Someone attempted to argue with me that vanilla ice cream is "spicy" because vanilla is a spice. While pedantically true, that's not a person I'd ever want to eat dinner with.
But it is an annoying ambiguity in English. You would probably say that curry paste is spicy even it had no capsaicin, which does happen. People also mean "has spices" when they say "spicy". I have heard Russians use the word Russian word "bitter" to describe the pain sensation of capsaicin too.
I prefer the Spanish word "picante" - stingy. It stings, it causes pain. It's not a flavour like a spice would be.

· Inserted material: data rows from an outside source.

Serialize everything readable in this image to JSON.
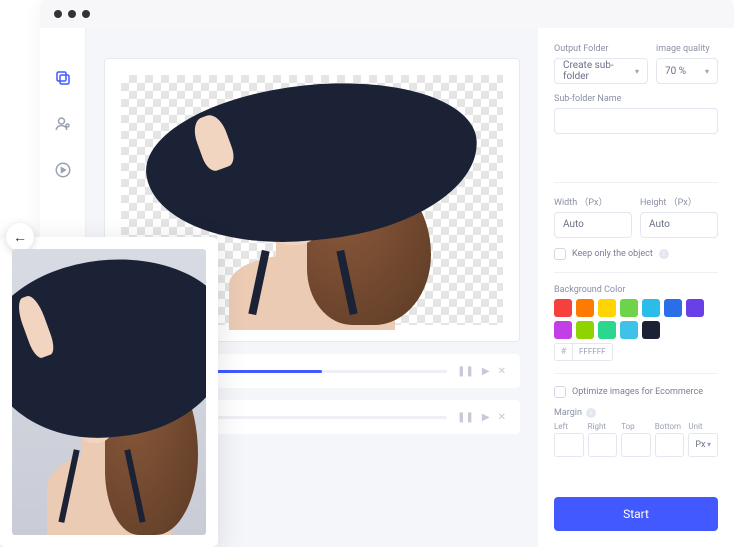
{
  "panel": {
    "outputFolder": {
      "label": "Output Folder",
      "value": "Create sub-folder"
    },
    "imageQuality": {
      "label": "image quality",
      "value": "70 %"
    },
    "subfolder": {
      "label": "Sub-folder Name"
    },
    "width": {
      "label": "Width （Px）",
      "value": "Auto"
    },
    "height": {
      "label": "Height （Px）",
      "value": "Auto"
    },
    "keepOnly": "Keep only the object",
    "bgColor": {
      "label": "Background Color",
      "hex": "FFFFFF",
      "colors": [
        "#f5403c",
        "#ff7a00",
        "#ffd400",
        "#6fd34a",
        "#2bbde8",
        "#2b6fe8",
        "#6a3fe8",
        "#c23fe8",
        "#8fd400",
        "#2bd68f",
        "#3fc2e8",
        "#1b2236"
      ]
    },
    "optimize": "Optimize images for Ecommerce",
    "margin": {
      "label": "Margin",
      "left": "Left",
      "right": "Right",
      "top": "Top",
      "bottom": "Bottom",
      "unit": "Unit",
      "unitValue": "Px"
    },
    "start": "Start"
  },
  "progress": {
    "p1": 62,
    "p2": 0
  }
}
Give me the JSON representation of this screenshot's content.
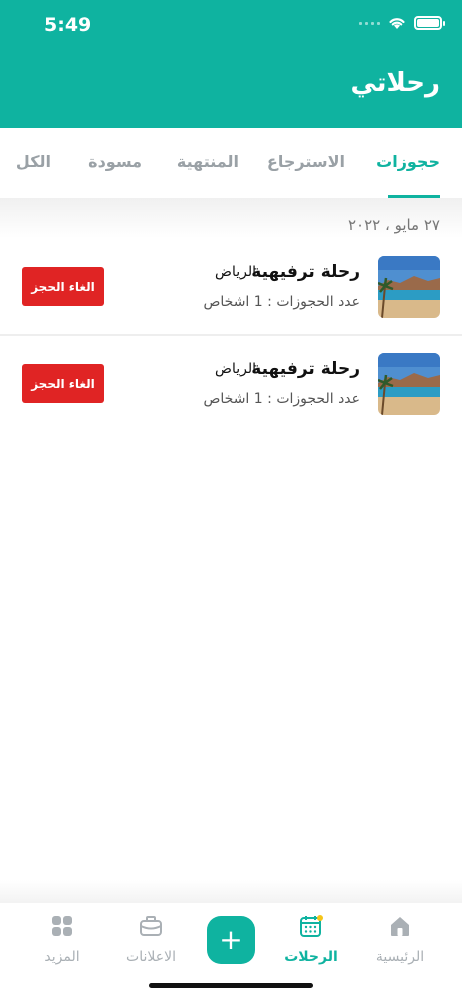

The problem is that there just isn't a good English word to distinguish it, I have to explain every time that I don't mean flavour, I mean pain. (Russian also has this problem, ambiguity is in every natural language.)
I have heard older Soviet Russians use the word горко, but this was about ten years ago. They were trying to express that the food tasted bad and they really just called it bitter when they meant it had capsaicin.
I've found this distinction to be dialect-dependent. That is Indians tend to make a sharp distinction between spicy and hot, and Americans tend to treat spicy and hot as synonyms.
Spicy, as in "using chili peppers," meaning it has capsaicin gives a bit of a lie to this. You literally just add capsaicin to food to make it spicy in many places. Is how they can give a number score to how spicy to make it. Leaving out the capsaicin does not change the base flavor profile at all.
Now, it is confusing, as spiced food is typically not spiced with capsaicin. Rather, spiced food has traditional spices and is often not spicy. (Think spiced rum. Not "hot" at all.)
Spicy IS the flavor, you're confusing Spicy food with Hot food.